Astrid Söderbergh Widding, President
President Astrid Söderbergh Widding. Photo: Anna-Karin Landin


Universities in Sweden will see a new model for quality-based resource allocation, which the state research funders have been commissioned to design in the spring. This hardly represents a well-founded policy decision but is a compromise from the time of the January agreement. Still, it has been adopted by the Riksdag and must therefore be implemented. It is based on “profile areas”, “high-quality strategic research initiatives that the higher education institutions themselves define”, which will “aim to strengthen the higher education institutions’ research profiles and contribute to increased quality in research”. Funding applications can then be submitted for these profile areas; the funding bodies assess the quality, and the government decides on the allocation of funding.
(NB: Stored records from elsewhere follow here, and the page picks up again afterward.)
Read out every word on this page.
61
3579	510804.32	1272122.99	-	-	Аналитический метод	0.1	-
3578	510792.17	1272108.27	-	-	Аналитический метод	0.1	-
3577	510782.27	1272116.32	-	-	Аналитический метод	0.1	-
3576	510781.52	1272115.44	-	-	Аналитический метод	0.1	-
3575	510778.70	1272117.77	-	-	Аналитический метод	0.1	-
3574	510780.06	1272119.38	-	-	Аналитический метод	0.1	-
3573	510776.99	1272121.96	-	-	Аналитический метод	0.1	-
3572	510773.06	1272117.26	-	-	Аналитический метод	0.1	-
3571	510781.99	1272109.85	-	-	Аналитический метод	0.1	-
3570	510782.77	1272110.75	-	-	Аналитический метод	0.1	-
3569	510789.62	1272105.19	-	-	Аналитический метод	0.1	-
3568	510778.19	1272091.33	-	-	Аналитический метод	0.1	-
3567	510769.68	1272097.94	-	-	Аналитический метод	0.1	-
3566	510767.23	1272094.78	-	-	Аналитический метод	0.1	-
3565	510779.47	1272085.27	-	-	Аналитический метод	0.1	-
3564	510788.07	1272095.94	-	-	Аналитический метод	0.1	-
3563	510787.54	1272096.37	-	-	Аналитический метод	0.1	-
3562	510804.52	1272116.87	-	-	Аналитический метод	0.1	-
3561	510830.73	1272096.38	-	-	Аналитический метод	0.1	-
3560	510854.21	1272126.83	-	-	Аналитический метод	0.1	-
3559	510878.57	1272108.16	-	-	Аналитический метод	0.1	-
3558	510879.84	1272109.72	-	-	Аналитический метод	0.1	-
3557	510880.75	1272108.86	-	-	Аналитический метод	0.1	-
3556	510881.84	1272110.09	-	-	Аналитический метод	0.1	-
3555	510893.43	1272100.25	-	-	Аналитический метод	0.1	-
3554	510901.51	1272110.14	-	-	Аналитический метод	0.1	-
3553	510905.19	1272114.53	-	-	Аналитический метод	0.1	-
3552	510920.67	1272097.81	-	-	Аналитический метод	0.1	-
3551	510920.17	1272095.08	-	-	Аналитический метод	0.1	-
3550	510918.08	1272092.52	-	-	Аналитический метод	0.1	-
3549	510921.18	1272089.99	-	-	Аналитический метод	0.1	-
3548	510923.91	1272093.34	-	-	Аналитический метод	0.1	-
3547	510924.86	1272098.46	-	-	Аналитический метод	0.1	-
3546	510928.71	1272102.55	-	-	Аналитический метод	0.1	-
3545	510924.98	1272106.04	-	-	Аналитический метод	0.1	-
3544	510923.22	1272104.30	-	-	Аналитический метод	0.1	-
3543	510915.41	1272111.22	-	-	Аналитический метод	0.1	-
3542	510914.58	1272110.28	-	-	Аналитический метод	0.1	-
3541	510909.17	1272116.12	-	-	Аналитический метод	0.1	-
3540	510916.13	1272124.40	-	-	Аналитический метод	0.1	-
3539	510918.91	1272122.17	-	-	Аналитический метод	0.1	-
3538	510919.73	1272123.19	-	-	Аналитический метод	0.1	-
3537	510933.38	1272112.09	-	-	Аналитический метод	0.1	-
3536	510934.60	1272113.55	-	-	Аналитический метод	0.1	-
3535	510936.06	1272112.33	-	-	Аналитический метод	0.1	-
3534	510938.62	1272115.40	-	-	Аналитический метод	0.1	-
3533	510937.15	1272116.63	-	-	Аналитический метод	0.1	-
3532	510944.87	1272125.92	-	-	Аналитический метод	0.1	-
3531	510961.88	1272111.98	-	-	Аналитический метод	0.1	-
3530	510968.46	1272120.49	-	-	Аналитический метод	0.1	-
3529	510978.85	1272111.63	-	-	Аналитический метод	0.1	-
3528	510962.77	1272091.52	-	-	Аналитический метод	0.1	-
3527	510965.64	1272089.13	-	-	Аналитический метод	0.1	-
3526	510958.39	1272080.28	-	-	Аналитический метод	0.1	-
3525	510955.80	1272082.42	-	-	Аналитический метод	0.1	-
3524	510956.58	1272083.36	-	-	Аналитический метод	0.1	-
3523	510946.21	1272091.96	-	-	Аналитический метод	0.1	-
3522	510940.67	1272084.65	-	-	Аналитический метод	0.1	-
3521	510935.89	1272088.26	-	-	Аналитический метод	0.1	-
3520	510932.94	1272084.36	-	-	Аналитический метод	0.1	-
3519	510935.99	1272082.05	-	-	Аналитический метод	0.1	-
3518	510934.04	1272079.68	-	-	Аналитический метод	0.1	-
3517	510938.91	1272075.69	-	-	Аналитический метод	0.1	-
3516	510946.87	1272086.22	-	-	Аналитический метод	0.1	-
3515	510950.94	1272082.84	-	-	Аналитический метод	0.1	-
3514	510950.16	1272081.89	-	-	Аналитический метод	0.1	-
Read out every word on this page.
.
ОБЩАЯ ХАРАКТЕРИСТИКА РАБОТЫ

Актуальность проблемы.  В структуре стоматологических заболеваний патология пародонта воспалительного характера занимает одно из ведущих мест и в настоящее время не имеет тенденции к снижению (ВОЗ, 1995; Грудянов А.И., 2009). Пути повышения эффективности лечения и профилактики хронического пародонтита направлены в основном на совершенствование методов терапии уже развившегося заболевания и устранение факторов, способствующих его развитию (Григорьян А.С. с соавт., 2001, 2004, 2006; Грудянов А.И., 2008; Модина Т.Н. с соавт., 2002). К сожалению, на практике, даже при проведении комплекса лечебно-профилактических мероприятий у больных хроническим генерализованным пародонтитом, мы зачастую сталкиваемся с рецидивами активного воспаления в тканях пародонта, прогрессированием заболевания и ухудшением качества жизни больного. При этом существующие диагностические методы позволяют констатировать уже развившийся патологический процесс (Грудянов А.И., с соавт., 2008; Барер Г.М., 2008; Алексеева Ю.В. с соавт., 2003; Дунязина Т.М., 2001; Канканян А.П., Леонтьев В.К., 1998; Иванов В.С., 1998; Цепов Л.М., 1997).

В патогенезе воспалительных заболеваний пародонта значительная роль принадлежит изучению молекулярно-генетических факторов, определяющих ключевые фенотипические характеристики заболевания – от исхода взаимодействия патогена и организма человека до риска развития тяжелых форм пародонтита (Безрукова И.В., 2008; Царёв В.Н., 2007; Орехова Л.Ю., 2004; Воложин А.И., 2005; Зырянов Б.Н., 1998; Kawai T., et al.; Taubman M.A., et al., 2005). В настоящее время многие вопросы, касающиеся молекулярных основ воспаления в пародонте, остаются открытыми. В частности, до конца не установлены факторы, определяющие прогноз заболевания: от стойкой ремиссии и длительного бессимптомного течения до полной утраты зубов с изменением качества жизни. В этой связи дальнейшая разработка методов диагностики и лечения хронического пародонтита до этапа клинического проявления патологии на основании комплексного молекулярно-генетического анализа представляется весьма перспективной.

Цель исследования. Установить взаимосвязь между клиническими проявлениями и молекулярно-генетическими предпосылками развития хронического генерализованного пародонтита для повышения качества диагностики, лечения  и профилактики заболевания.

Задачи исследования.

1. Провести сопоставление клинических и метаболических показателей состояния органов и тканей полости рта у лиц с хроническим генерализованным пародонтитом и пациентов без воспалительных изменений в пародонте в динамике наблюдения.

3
Thus, new funds within the basic grant for research will be distributed according to a different model than the previous indicator-based model.

For a number of years, Finland has been applying a model for profiling that has proven to work well over the long term, where each university submits an application for one or more sub-profiles. The applications are assessed by a panel consisting of Presidents/Vice Presidents, who are accustomed to both assessing research quality and developing the activities of higher education institutions.

The hope is that Sweden will now adopt a similar model. Stockholm University cannot possibly accommodate its entire profile breadth within the framework of a single call for proposals, wherein the funds are likely to be rather limited. It only creates undesirable internal competition. It would simply be better to apply for a single area, which is important for the entire university – possibly with a couple of sub-profiles – and to focus on how this can be developed through, for example, a handful of strategic recruitments. If the focus is on the university’s overall profiling instead of a number of individual applications, it will be clearer that these relate to basic grants, not programme applications, and it will be easier to apply for collaborations between universities. It would make the most out of a model that few have called for and contribute to the overall goal of strengthening Swedish research.


This article is written by Astrid Söderbergh Widding, President of Stockholm University. It appears in the section ”Words from the University’s senior management team”, where different members take turns to write about topical issues. The section appears in every edition of News for staff which is distributed to the entirety of the University staff.